Of note is also that all our patients with febrile neutropenia were promptly hospitalized. For us, it appears mandatory that this consensual recommendation be an integral part of idiosyncratic agranulocytosis management [
5,
6]. This should, however, not be the case for chemotherapy-induced febrile neutropenia. In the oncology setting, several of these patients may be treated on an ambulant basis (outside the hospital) [
1,
2], whereas all patients classified as “high-risk” by MASCC (MASCC < 15) or meeting clinical severity criteria should initially be admitted to the hospital for empirical antibiotic therapy if they are not already hospitalized. Carefully selected “low-risk” patients (e.g., MASCC score > 21) may be candidates for empirical antibiotic therapy on an outpatient basis [
2]. To our knowledge, such appropriately-structured and score- or index-guided management is not yet available for idiosyncratic febrile neutropenia cases, although each clinician may have personal experience with such management in selected young patients without comorbidity (e.g., anti-thyroid drug-induced agranulocytosis). Concerning home management, only few retrospective and poorly-designed reports have been published in the scientific literature [
5,
6].
Our work further highlights the “classical” causative drugs: antibiotics (37.4%); antithyroid drugs (17.2%); neuroleptic and anti-epileptic agents (13.1%); non-steroidal anti-inflammatory agents and analgesics (8%); and platelet aggregation inhibitors (8%), especially ticlopidine. Everyday medicines may thus be implicated in severe accidents. It is, thus, mandatory to appropriately inform and train all practitioners, including those practicing in the city. Our present data were in accordance with those published by Shapiro et al. [
22] and van der Klauw et al. [
23,
24]. In our study, antibiotics were at the top of offending drug classes. It should, however, be noted that in clinical practice, it may often prove challenging to formally attribute neutropenia to a specific drug rather than the infection for which the drug was initiated [
5,
25]. In our study, the reported cases all fully met the required criteria, as defined in the scientific literature.
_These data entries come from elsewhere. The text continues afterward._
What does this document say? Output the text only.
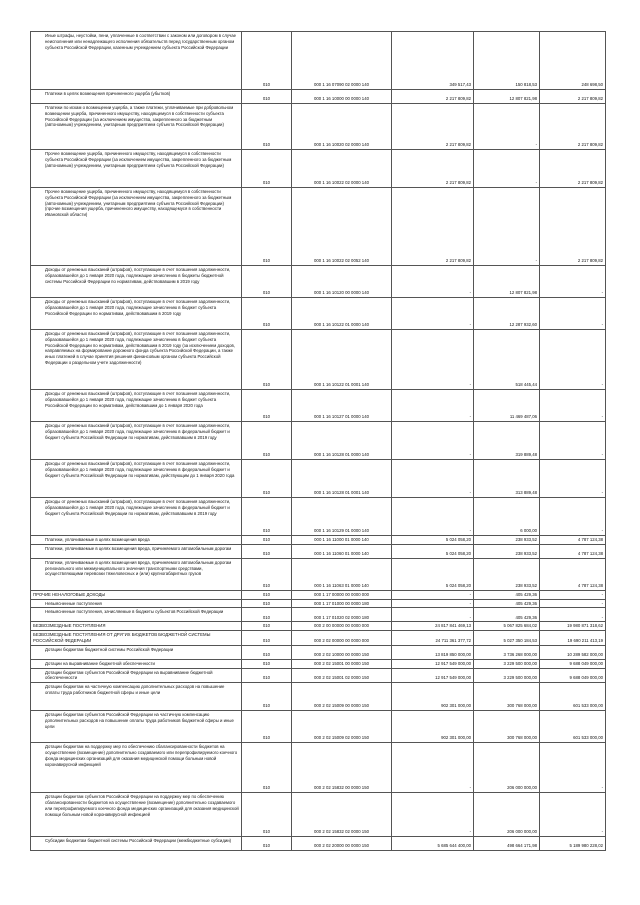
Иные штрафы, неустойки, пени, уплаченные в соответствии с законом или договором в случае неисполнения или ненадлежащего исполнения обязательств перед государственным органом субъекта Российской Федерации, казенным учреждением субъекта Российской Федерации	010	000 1 16 07090 02 0000 140	349 517,43	150 818,53	248 698,50
Платежи в целях возмещения причиненного ущерба (убытков)	010	000 1 16 10000 00 0000 140	2 217 809,82	12 807 821,98	2 217 809,82
Платежи по искам о возмещении ущерба, а также платежи, уплачиваемые при добровольном возмещении ущерба, причиненного имуществу, находящемуся в собственности субъекта Российской Федерации (за исключением имущества, закрепленного за бюджетным (автономным) учреждением, унитарным предприятием субъекта Российской Федерации)	010	000 1 16 10020 02 0000 140	2 217 809,82	-	2 217 809,82
Прочее возмещение ущерба, причиненного имуществу, находящемуся в собственности субъекта Российской Федерации (за исключением имущества, закрепленного за бюджетным (автономным) учреждением, унитарным предприятием субъекта Российской Федерации)	010	000 1 16 10022 02 0000 140	2 217 809,82	-	2 217 809,82
Прочее возмещение ущерба, причиненного имуществу, находящемуся в собственности субъекта Российской Федерации (за исключением имущества, закрепленного за бюджетным (автономным) учреждением, унитарным предприятием субъекта Российской Федерации) (прочие возмещения ущерба, причиненного имуществу, находящемуся в собственности Ивановской области)	010	000 1 16 10022 02 0052 140	2 217 809,82	-	2 217 809,82
Доходы от денежных взысканий (штрафов), поступающие в счет погашения задолженности, образовавшейся до 1 января 2020 года, подлежащие зачислению в бюджеты бюджетной системы Российской Федерации по нормативам, действовавшим в 2019 году	010	000 1 16 10120 00 0000 140	-	12 807 821,98	-
Доходы от денежных взысканий (штрафов), поступающие в счет погашения задолженности, образовавшейся до 1 января 2020 года, подлежащие зачислению в бюджет субъекта Российской Федерации по нормативам, действовавшим в 2019 году	010	000 1 16 10122 01 0000 140	-	12 287 932,60	-
Доходы от денежных взысканий (штрафов), поступающие в счет погашения задолженности, образовавшейся до 1 января 2020 года, подлежащие зачислению в бюджет субъекта Российской Федерации по нормативам, действовавшим в 2019 году (за исключением доходов, направляемых на формирование дорожного фонда субъекта Российской Федерации, а также иных платежей в случае принятия решения финансовым органом субъекта Российской Федерации о раздельном учете задолженности)	010	000 1 16 10122 01 0001 140	-	518 445,44	-
Доходы от денежных взысканий (штрафов), поступающие в счет погашения задолженности, образовавшейся до 1 января 2020 года, подлежащие зачислению в бюджет субъекта Российской Федерации по нормативам, действовавшим до 1 января 2020 года	010	000 1 16 10127 01 0000 140	-	11 469 487,06	-
Доходы от денежных взысканий (штрафов), поступающие в счет погашения задолженности, образовавшейся до 1 января 2020 года, подлежащие зачислению в федеральный бюджет и бюджет субъекта Российской Федерации по нормативам, действовавшим в 2019 году	010	000 1 16 10128 01 0000 140	-	319 889,48	-
Доходы от денежных взысканий (штрафов), поступающие в счет погашения задолженности, образовавшейся до 1 января 2020 года, подлежащие зачислению в федеральный бюджет и бюджет субъекта Российской Федерации по нормативам, действующим до 1 января 2020 года	010	000 1 16 10128 01 0001 140	-	313 889,48	-
Доходы от денежных взысканий (штрафов), поступающие в счет погашения задолженности, образовавшейся до 1 января 2020 года, подлежащие зачислению в федеральный бюджет и бюджет субъекта Российской Федерации по нормативам, действовавшим в 2019 году	010	000 1 16 10129 01 0000 140	-	6 000,00	-
Платежи, уплачиваемые в целях возмещения вреда	010	000 1 16 11000 01 0000 140	5 024 058,20	238 933,52	4 787 124,38
Платежи, уплачиваемые в целях возмещения вреда, причиняемого автомобильным дорогам	010	000 1 16 11060 01 0000 140	5 024 058,20	238 933,52	4 787 124,38
Платежи, уплачиваемые в целях возмещения вреда, причиняемого автомобильным дорогам регионального или межмуниципального значения транспортными средствами, осуществляющими перевозки тяжеловесных и (или) крупногабаритных грузов	010	000 1 16 11063 01 0000 140	5 024 058,20	238 933,52	4 787 124,38
ПРОЧИЕ НЕНАЛОГОВЫЕ ДОХОДЫ	010	000 1 17 00000 00 0000 000	-	405 429,36	-
Невыясненные поступления	010	000 1 17 01000 00 0000 180	-	405 429,36	-
Невыясненные поступления, зачисляемые в бюджеты субъектов Российской Федерации	010	000 1 17 01020 02 0000 180	-	405 429,36	-
БЕЗВОЗМЕЗДНЫЕ ПОСТУПЛЕНИЯ	010	000 2 00 00000 00 0000 000	24 817 841 469,13	5 067 825 684,02	19 980 871 318,62
БЕЗВОЗМЕЗДНЫЕ ПОСТУПЛЕНИЯ ОТ ДРУГИХ БЮДЖЕТОВ БЮДЖЕТНОЙ СИСТЕМЫ РОССИЙСКОЙ ФЕДЕРАЦИИ	010	000 2 02 00000 00 0000 000	24 711 361 377,72	5 027 350 184,53	19 690 211 413,19
Дотации бюджетам бюджетной системы Российской Федерации	010	000 2 02 10000 00 0000 150	13 819 850 000,00	3 736 268 000,00	10 289 582 000,00
Дотации на выравнивание бюджетной обеспеченности	010	000 2 02 15001 00 0000 150	12 917 549 000,00	3 229 500 000,00	9 688 049 000,00
Дотации бюджетам субъектов Российской Федерации на выравнивание бюджетной обеспеченности	010	000 2 02 15001 02 0000 150	12 917 549 000,00	3 229 500 000,00	9 688 049 000,00
Дотации бюджетам на частичную компенсацию дополнительных расходов на повышение оплаты труда работников бюджетной сферы и иные цели	010	000 2 02 15009 00 0000 150	902 301 000,00	300 768 000,00	601 533 000,00
Дотации бюджетам субъектов Российской Федерации на частичную компенсацию дополнительных расходов на повышение оплаты труда работников бюджетной сферы и иные цели	010	000 2 02 15009 02 0000 150	902 301 000,00	300 768 000,00	601 533 000,00
Дотации бюджетам на поддержку мер по обеспечению сбалансированности бюджетов на осуществление (возмещение) дополнительно создаваемого или перепрофилируемого коечного фонда медицинских организаций для оказания медицинской помощи больным новой коронавирусной инфекцией	010	000 2 02 15832 00 0000 150	-	206 000 000,00	-
Дотации бюджетам субъектов Российской Федерации на поддержку мер по обеспечению сбалансированности бюджетов на осуществление (возмещение) дополнительно создаваемого или перепрофилируемого коечного фонда медицинских организаций для оказания медицинской помощи больным новой коронавирусной инфекцией	010	000 2 02 15832 02 0000 150	-	206 000 000,00	-
Субсидии бюджетам бюджетной системы Российской Федерации (межбюджетные субсидии)	010	000 2 02 20000 00 0000 150	5 685 644 400,00	498 664 171,98	5 189 980 228,02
Our study does not enable any conclusion to be drawn about the usefulness of blood cell count monitoring for certain medicines at risk (e.g., antithyroid drugs, ticlopidine, and clozapine), as proposed elsewhere [
5,
6]. Although patients experiencing idiosyncratic agranulocytosis may initially be asymptomatic or suffer from isolated fever, which was the case in our patients, neutropenia often reflects the onset of severe sepsis depending on its severity and depth [
5,
6]. Thus, the usefulness of surveillance may be questioned, especially for drugs with a low incidence of idiosyncratic neutropenia.
Our study exhibited several limitations. Chiefly, the data originated from a population covering a period of over 30 years. There may thus be heterogeneity as to the causative drug and possibly the management process. Moreover, all patients were referrals. On the other hand, our study exhibited several strengths, in that it was the first to investigate febrile neutropenia in the setting of established and documented idiosyncratic non-chemotherapy-induced neutropenia. In addition, this study was conducted in a single center, with experienced physicians well- accustomed to managing neutropenia and agranulocytosis. Therefore, it appears difficult to generalize any results and conclusions, and caution is required when extrapolating the findings outside this single center. The small sample size, with only 76 patients included, limited the study’s power to detect any meaningful statistical and clinical patterns. The statistical analyses were thus mostly exploratory without adjusting for any potential confounding factors, and the results could be potentially biased by confounding factors. A larger-scale study with data originating from multiple centers is necessary to confirm our findings, in addition to a sophisticated statistical analysis plan.